Instead of making a new competitor start up, and pay the overhead costs of the new building new systems and new tools, Cherriots should take over and commit to being a premier provider of rideshare services and the Cherrylift services, and extend them 24/seven to all parties in Salem and work to extend ridesharing throughout Salem and make it a easy-to-use, safe system for everyone.

One piece that could be started now is a single payment pass that works for parking, transit, and rideshare services. The smartphone technology is there now, and a simple swipe card for those without smart phones does the same thing.
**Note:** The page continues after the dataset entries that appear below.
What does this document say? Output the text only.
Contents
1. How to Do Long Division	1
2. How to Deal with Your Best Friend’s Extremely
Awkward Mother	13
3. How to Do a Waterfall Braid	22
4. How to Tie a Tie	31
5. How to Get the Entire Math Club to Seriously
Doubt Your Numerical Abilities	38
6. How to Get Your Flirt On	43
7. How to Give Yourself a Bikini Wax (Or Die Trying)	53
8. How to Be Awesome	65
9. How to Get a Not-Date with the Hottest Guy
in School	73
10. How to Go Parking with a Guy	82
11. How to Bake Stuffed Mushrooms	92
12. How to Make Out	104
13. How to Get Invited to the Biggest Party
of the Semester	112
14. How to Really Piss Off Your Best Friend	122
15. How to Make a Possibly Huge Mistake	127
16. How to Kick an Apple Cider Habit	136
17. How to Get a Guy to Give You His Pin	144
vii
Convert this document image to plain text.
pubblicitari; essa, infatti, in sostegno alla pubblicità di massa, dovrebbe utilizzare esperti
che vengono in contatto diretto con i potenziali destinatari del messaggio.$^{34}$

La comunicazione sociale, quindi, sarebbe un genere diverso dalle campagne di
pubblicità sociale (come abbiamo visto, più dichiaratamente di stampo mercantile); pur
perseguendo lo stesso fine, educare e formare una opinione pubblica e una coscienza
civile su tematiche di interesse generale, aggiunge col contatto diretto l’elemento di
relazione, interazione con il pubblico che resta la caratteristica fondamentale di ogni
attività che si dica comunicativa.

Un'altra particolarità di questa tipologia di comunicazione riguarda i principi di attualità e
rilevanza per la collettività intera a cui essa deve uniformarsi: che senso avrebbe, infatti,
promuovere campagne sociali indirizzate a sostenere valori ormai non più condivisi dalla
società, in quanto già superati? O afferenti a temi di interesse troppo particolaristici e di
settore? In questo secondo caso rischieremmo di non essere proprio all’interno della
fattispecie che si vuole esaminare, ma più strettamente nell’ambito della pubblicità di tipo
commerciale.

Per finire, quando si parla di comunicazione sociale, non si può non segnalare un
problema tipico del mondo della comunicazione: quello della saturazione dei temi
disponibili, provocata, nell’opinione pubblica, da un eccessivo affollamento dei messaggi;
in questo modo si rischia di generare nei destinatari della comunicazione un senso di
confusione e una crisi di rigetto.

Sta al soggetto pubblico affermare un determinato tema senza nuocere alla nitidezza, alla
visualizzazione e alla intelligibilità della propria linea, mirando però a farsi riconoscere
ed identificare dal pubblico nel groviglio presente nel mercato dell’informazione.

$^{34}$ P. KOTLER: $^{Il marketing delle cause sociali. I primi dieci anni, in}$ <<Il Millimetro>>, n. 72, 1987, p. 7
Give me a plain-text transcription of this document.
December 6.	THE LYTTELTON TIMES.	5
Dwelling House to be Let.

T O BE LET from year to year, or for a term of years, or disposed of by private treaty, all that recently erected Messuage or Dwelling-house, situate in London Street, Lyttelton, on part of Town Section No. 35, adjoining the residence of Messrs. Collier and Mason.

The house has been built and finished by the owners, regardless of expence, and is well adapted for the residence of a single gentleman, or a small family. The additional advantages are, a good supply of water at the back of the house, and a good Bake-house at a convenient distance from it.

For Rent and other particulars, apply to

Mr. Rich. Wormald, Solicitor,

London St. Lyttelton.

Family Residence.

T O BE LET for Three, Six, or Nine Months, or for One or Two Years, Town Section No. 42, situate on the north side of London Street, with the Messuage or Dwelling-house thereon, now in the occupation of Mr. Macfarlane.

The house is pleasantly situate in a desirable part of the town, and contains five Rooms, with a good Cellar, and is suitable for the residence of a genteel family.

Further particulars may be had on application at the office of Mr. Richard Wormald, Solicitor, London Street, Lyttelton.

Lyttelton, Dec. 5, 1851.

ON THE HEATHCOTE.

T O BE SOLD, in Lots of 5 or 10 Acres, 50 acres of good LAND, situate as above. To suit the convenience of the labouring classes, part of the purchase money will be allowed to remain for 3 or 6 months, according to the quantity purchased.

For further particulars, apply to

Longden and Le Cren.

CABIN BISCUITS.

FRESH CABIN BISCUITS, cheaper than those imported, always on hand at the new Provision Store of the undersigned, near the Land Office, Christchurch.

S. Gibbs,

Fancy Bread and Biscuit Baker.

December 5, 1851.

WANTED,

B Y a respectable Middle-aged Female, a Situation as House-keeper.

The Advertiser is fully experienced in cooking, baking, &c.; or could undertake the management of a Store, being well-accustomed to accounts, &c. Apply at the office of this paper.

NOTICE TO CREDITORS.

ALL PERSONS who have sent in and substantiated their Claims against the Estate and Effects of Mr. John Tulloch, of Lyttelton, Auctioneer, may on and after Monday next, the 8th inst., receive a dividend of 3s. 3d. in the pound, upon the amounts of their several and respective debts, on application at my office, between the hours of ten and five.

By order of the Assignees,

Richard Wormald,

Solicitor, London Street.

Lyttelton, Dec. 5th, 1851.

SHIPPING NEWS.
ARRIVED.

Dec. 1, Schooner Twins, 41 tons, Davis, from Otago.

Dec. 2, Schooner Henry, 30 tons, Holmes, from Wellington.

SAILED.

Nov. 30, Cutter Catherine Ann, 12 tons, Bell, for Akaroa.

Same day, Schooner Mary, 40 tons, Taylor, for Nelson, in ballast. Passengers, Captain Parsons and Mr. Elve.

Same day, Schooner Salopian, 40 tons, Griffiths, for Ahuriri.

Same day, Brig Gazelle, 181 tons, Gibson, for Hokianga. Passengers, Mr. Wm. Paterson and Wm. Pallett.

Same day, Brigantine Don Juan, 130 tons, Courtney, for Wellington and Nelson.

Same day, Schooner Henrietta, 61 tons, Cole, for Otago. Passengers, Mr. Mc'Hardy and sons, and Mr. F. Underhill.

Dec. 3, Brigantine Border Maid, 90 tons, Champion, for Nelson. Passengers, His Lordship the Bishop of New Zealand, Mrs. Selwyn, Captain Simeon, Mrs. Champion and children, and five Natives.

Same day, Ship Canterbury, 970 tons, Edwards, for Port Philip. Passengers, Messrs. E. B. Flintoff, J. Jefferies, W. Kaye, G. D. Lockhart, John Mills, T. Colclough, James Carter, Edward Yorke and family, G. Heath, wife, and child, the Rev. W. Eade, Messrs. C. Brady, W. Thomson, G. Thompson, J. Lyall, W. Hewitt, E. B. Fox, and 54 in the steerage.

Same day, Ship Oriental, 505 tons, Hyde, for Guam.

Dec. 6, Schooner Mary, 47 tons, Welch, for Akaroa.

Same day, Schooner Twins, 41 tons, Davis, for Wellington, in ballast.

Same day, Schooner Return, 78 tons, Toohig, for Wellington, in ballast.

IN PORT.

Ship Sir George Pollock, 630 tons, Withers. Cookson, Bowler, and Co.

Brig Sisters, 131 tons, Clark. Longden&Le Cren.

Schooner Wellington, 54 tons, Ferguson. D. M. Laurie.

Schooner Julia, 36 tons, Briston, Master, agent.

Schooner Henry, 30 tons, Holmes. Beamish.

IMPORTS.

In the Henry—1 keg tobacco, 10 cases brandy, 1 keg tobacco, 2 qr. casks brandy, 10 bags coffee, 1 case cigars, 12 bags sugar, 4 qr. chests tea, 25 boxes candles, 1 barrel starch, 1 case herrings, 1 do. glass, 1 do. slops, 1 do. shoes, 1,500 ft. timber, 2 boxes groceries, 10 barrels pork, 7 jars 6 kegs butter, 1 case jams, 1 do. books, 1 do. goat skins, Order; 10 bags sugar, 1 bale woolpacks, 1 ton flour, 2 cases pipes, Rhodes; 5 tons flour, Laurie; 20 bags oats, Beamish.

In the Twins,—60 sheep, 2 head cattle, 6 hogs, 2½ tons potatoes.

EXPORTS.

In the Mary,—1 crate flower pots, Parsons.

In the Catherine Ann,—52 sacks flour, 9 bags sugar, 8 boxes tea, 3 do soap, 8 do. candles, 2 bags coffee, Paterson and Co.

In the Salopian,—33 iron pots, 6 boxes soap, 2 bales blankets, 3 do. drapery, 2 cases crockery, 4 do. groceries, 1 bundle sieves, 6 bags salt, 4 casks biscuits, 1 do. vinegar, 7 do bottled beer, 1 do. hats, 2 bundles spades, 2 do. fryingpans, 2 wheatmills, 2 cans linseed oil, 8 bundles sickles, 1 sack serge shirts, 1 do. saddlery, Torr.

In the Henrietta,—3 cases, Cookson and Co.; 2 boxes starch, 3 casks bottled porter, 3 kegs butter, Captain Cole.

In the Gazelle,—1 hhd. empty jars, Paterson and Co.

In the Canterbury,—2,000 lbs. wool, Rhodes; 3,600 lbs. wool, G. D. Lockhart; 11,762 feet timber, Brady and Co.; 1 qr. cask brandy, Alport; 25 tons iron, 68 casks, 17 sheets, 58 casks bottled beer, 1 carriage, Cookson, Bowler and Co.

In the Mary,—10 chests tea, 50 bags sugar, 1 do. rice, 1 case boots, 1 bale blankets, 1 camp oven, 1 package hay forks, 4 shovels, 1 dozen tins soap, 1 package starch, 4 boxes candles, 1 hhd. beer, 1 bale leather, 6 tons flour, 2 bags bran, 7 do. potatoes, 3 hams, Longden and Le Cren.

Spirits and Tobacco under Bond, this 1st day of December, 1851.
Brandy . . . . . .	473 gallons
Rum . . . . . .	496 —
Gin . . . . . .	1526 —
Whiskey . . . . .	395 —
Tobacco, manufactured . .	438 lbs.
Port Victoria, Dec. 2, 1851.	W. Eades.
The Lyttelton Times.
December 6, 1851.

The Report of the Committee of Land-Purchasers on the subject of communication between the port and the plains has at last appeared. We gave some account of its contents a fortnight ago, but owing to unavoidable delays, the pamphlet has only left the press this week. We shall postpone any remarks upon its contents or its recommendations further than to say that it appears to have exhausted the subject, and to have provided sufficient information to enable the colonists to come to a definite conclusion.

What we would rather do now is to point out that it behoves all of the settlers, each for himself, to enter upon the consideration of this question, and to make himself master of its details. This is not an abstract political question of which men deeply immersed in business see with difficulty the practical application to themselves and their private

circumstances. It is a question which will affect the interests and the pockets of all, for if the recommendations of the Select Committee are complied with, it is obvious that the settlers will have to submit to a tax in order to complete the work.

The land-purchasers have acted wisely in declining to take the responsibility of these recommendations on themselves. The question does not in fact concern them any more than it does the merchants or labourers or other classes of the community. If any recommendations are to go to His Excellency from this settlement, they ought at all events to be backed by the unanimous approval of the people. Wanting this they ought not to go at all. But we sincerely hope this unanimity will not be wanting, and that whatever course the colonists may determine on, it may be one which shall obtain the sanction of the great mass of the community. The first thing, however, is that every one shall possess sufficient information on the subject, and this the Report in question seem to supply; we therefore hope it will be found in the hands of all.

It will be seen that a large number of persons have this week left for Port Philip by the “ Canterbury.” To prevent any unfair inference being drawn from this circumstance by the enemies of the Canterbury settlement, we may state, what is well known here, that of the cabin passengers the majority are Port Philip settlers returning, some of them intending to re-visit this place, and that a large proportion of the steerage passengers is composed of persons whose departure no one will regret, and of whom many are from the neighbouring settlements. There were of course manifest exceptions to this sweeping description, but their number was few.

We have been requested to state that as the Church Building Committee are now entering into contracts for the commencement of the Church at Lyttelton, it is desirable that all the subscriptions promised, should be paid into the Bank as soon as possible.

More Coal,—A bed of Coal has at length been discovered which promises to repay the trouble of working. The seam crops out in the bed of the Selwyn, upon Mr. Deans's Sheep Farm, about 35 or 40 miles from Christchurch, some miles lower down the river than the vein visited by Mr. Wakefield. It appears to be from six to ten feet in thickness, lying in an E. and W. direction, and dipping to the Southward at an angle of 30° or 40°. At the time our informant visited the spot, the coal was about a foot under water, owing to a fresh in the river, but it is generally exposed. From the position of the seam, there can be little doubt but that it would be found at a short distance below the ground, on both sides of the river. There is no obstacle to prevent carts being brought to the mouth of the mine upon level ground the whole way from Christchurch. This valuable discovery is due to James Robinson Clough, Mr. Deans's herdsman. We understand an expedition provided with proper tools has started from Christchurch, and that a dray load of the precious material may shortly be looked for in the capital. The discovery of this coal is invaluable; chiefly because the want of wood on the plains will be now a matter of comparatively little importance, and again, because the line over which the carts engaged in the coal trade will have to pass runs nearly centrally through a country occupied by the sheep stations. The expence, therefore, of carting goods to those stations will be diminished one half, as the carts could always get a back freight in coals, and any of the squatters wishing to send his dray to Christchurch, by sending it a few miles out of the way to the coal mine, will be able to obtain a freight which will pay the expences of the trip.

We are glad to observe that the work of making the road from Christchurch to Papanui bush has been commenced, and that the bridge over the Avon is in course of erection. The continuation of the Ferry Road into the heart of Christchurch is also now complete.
It lets you add value, and pay for services throughout the day.

-- Walker

Agree that in so many ways, Rideshare really is a Cinderella, and we should allocate a lot more resources towards it and towards improving it!

Salem Breakfast on Bikes said...

Via email, Capturing the Ride send some additional notes:

Most important: SWAG possibility!

They've got an online survey and you can win some swag. Click here.

They also clarified that the project is a "capstone" project in the Urban Planning masters degree program at PSU and while quite serious and professional in spirit, it is fundamentally academic in nature and for credit rather than for hire.

They also highlighted Flexible Transit as a concept to investigate closely, and without delving too far into the google, here's a Transportation Research Board study, Operational Experiences with Flexible Transit Services, which identifies a range of hybrid services between fixed-route and on-demand configurations. (For a bike blogger, it was a new term!)

Walker, it looks like they're traveling down just the sort of path you suggest - though perhaps not quite as far as you wish.

Anyway, lots of possibility here, and it will be interesting to follow!